Die Staatsanwaltschaft ist nach Informationen der "Süddeutschen Zeitung" mit einem Durchsuchungsbeschluss beim katholischen Erzbistum München und Freising vorstellig geworden. Die Aktion soll im Zusammenhang mit dem Missbrauchsskandal in der katholischen Kirche stehen.
Das Erzbistum wollte sich auf Anfrage nicht äußern. Gegen Kardinal Reinhard Marx richteten sich die Ermittlungen nicht, schreibt die Zeitung.
"Wie bereits bekannt, ist die Staatsanwaltschaft München I mit der Prüfung der Anfang August 2021 durch die Kanzlei Westpfahl Spilker Wastl mitgeteilten über 40 Fälle befasst, in denen (...) aus dortiger Sicht ein Fehlverhalten kirchlicher Verantwortungsträger gegeben sein könnte", sagte die Sprecherin der Justizbehörde, Anne Leiding. "Wir können wie üblich zu laufenden Ermittlungen keine Auskünfte geben, werden aber voraussichtlich zum Abschluss der Ermittlungen von uns aus mit Informationen an die Medien herantreten."
Die Kanzlei Westpfahl Spilker Wastl (WSW) hatte im Januar 2022 im Auftrag des Erzbistums ein Aufsehen erregendes Gutachten veröffentlicht. Die Studie geht von mindestens 497 Opfern und 235 mutmaßlichen Tätern aus - und von einem weit größeren Dunkelfeld.

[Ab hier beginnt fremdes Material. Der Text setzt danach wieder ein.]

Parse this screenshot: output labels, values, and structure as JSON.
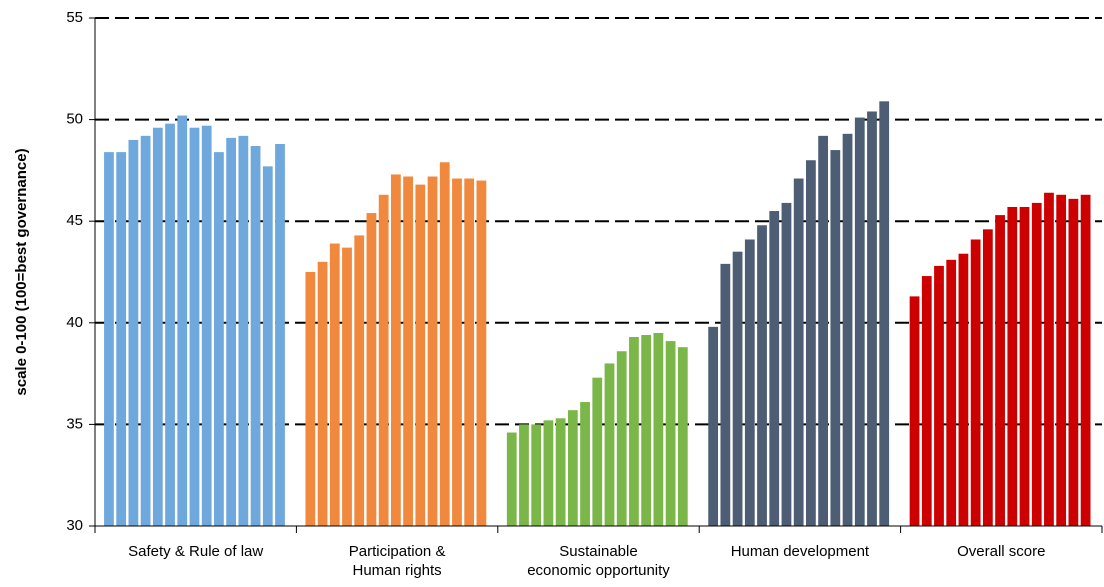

Bei der Aktion der Staatsanwaltschaft am 16. Februar soll es laut "SZ" um einen inzwischen gestorbenen Geistlichen gegangen sein, dessen Taten bis in die 1960er Jahre zurück reichen.
"Zeitenwende" im Verhältnis zur Kirche
Es sei "die erste und schon lange überfällige Durchsuchung einer Staatsanwaltschaft mit richterlichem Durchsuchungsbefehl", sagte der Kirchenrechtler Thomas Schüller der dpa und sprach von einer "Zeitenwende im Verhältnis von staatlicher Justiz und den Kirchen". Schüller: "Endlich zeigt der Rechtsstaat der katholischen Kirche und damit auch der evangelischen Kirche die Zähne."

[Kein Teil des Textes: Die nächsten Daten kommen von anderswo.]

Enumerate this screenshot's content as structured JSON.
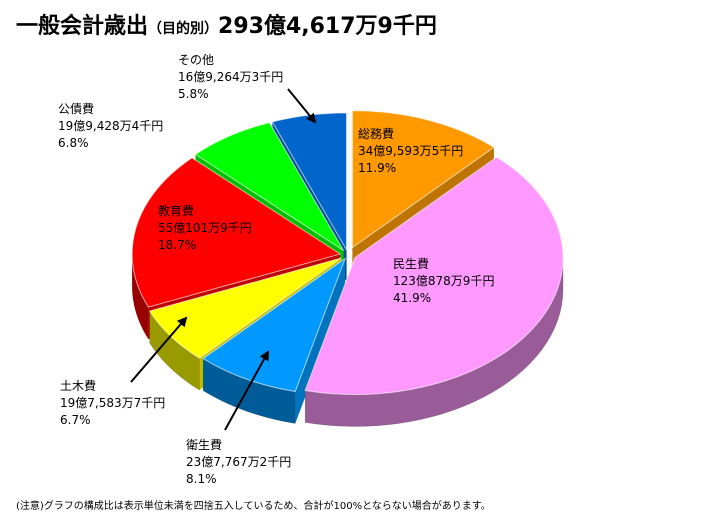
{
  "title": {
    "main": "一般会計歳出",
    "sub": "（目的別）",
    "total": "293億4,617万9千円"
  },
  "note": "(注意)グラフの構成比は表示単位未満を四捨五入しているため、合計が100%とならない場合があります。",
  "colors": {
    "soumu": "#ff9900",
    "minsei": "#ff99ff",
    "eisei": "#0099ff",
    "doboku": "#ffff00",
    "kyoiku": "#ff0000",
    "kosai": "#00ff00",
    "sonota": "#0066cc"
  },
  "chart_data": {
    "type": "pie",
    "title": "一般会計歳出（目的別）293億4,617万9千円",
    "series": [
      {
        "key": "soumu",
        "name": "総務費",
        "amount": "34億9,593万5千円",
        "percent": 11.9,
        "percent_label": "11.9%"
      },
      {
        "key": "minsei",
        "name": "民生費",
        "amount": "123億878万9千円",
        "percent": 41.9,
        "percent_label": "41.9%"
      },
      {
        "key": "eisei",
        "name": "衛生費",
        "amount": "23億7,767万2千円",
        "percent": 8.1,
        "percent_label": "8.1%"
      },
      {
        "key": "doboku",
        "name": "土木費",
        "amount": "19億7,583万7千円",
        "percent": 6.7,
        "percent_label": "6.7%"
      },
      {
        "key": "kyoiku",
        "name": "教育費",
        "amount": "55億101万9千円",
        "percent": 18.7,
        "percent_label": "18.7%"
      },
      {
        "key": "kosai",
        "name": "公債費",
        "amount": "19億9,428万4千円",
        "percent": 6.8,
        "percent_label": "6.8%"
      },
      {
        "key": "sonota",
        "name": "その他",
        "amount": "16億9,264万3千円",
        "percent": 5.8,
        "percent_label": "5.8%"
      }
    ]
  }
}
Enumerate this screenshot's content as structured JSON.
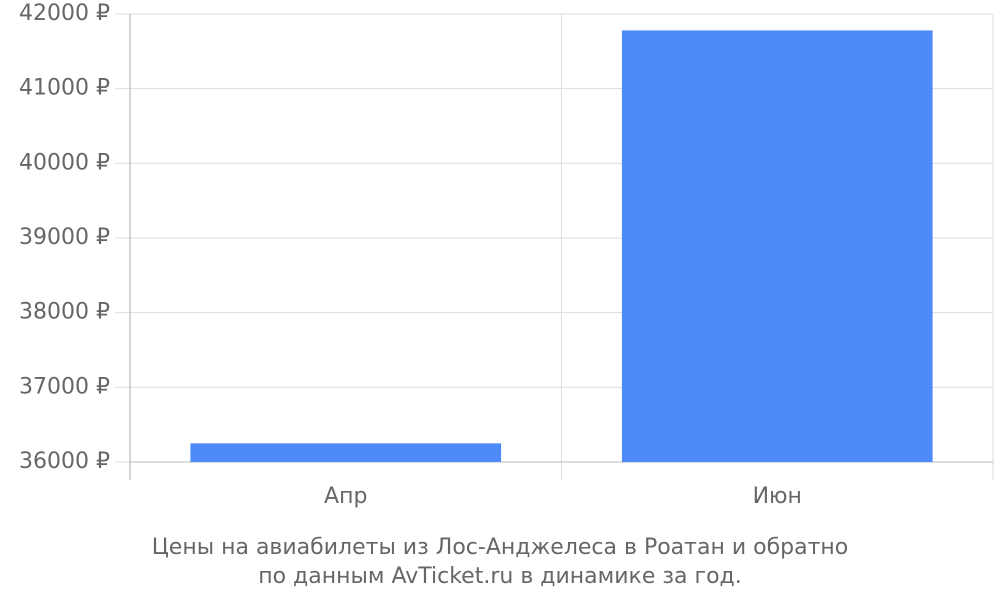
{
  "chart_data": {
    "type": "bar",
    "title": [
      "Цены на авиабилеты из Лос-Анджелеса в Роатан и обратно",
      "по данным AvTicket.ru в динамике за год."
    ],
    "categories": [
      "Апр",
      "Июн"
    ],
    "values": [
      36250,
      41780
    ],
    "color": "#4d8bfa",
    "ylim": [
      36000,
      42000
    ],
    "yticks": [
      {
        "value": 36000,
        "label": "36000 ₽"
      },
      {
        "value": 37000,
        "label": "37000 ₽"
      },
      {
        "value": 38000,
        "label": "38000 ₽"
      },
      {
        "value": 39000,
        "label": "39000 ₽"
      },
      {
        "value": 40000,
        "label": "40000 ₽"
      },
      {
        "value": 41000,
        "label": "41000 ₽"
      },
      {
        "value": 42000,
        "label": "42000 ₽"
      }
    ],
    "grid": true
  }
}
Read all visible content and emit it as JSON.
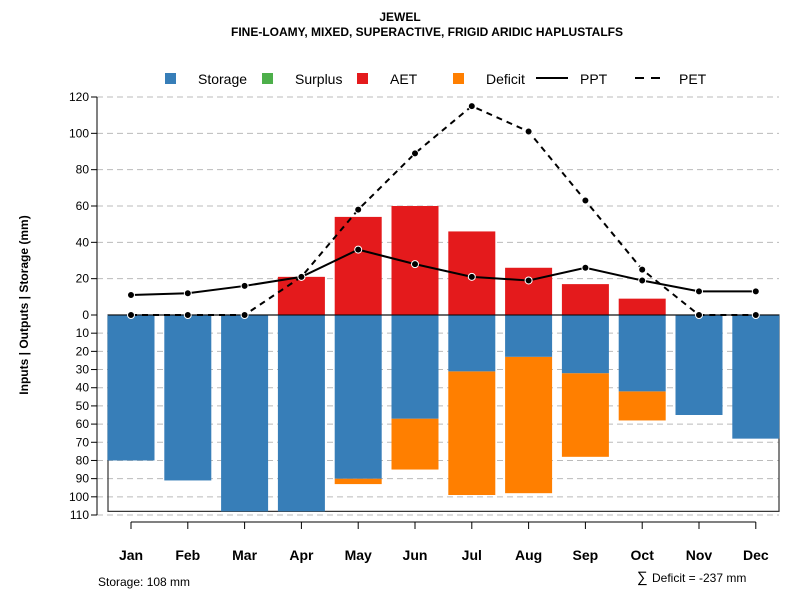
{
  "chart_data": {
    "type": "bar",
    "title": "JEWEL",
    "subtitle": "FINE-LOAMY, MIXED, SUPERACTIVE, FRIGID ARIDIC HAPLUSTALFS",
    "ylabel": "Inputs | Outputs | Storage    (mm)",
    "categories": [
      "Jan",
      "Feb",
      "Mar",
      "Apr",
      "May",
      "Jun",
      "Jul",
      "Aug",
      "Sep",
      "Oct",
      "Nov",
      "Dec"
    ],
    "upper_ylim": [
      0,
      120
    ],
    "upper_ticks": [
      0,
      20,
      40,
      60,
      80,
      100,
      120
    ],
    "lower_ylim": [
      0,
      110
    ],
    "lower_ticks": [
      0,
      10,
      20,
      30,
      40,
      50,
      60,
      70,
      80,
      90,
      100,
      110
    ],
    "legend": [
      {
        "name": "Storage",
        "kind": "box",
        "color": "#377EB8"
      },
      {
        "name": "Surplus",
        "kind": "box",
        "color": "#4DAF4A"
      },
      {
        "name": "AET",
        "kind": "box",
        "color": "#E41A1C"
      },
      {
        "name": "Deficit",
        "kind": "box",
        "color": "#FF7F00"
      },
      {
        "name": "PPT",
        "kind": "solid",
        "color": "#000000"
      },
      {
        "name": "PET",
        "kind": "dashed",
        "color": "#000000"
      }
    ],
    "legend_position": "top",
    "series": [
      {
        "name": "Storage",
        "values": [
          80,
          91,
          108,
          108,
          90,
          57,
          31,
          23,
          32,
          42,
          55,
          68
        ]
      },
      {
        "name": "Surplus",
        "values": [
          0,
          0,
          0,
          0,
          0,
          0,
          0,
          0,
          0,
          0,
          0,
          0
        ]
      },
      {
        "name": "AET",
        "values": [
          0,
          0,
          0,
          21,
          54,
          60,
          46,
          26,
          17,
          9,
          0,
          0
        ]
      },
      {
        "name": "Deficit",
        "values": [
          0,
          0,
          0,
          0,
          3,
          28,
          68,
          75,
          46,
          16,
          0,
          0
        ]
      },
      {
        "name": "PPT",
        "values": [
          11,
          12,
          16,
          21,
          36,
          28,
          21,
          19,
          26,
          19,
          13,
          13
        ]
      },
      {
        "name": "PET",
        "values": [
          0,
          0,
          0,
          21,
          58,
          89,
          115,
          101,
          63,
          25,
          0,
          0
        ]
      }
    ],
    "storage_capacity": 108,
    "annotations": {
      "storage": "Storage: 108 mm",
      "deficit": "Deficit = -237 mm",
      "sum_symbol": "∑"
    }
  }
}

Die Justiz - vor allem in Bayern - war immer wieder dafür kritisiert worden, die Kirche mit der Aufarbeitung des Missbrauchsskandals sich selbst zu überlassen, nicht einzugreifen und damit Vertuschung zu ermöglichen. Justizminister Georg Eisenreich (CSU) hatte sich zuletzt im Dezember im Landtag für eine unabhängige Anlaufstelle für Betroffene ausgesprochen und betont, dass kirchliche Gutachten für die Verfolgung von Straftaten nur eine sehr untergeordnete Rolle spielten.
Auch wenn das Erzbistum stets betont hat, mit der Staatsanwaltschaft zusammenzuarbeiten und alle relevanten Unterlagen übermittelt zu haben, und auch wenn laut "SZ" bei der Aktion nichts Nennenswertes gefunden worden sein soll, hat sie aus Sicht Schüllers großen symbolischen Wert: "Die Justiz im Freistaat Bayern macht es allen Bundesländern vor und demonstriert, dass die Schonzeit für die Kirchen vorbei ist, wenn es um den Verdacht schwerer Sexualstraftaten geht. Die Kirchen sind kein Staat im Staat, besitzen keine Sonderrechte und müssen wie jedermann behandelt werden", sagte er.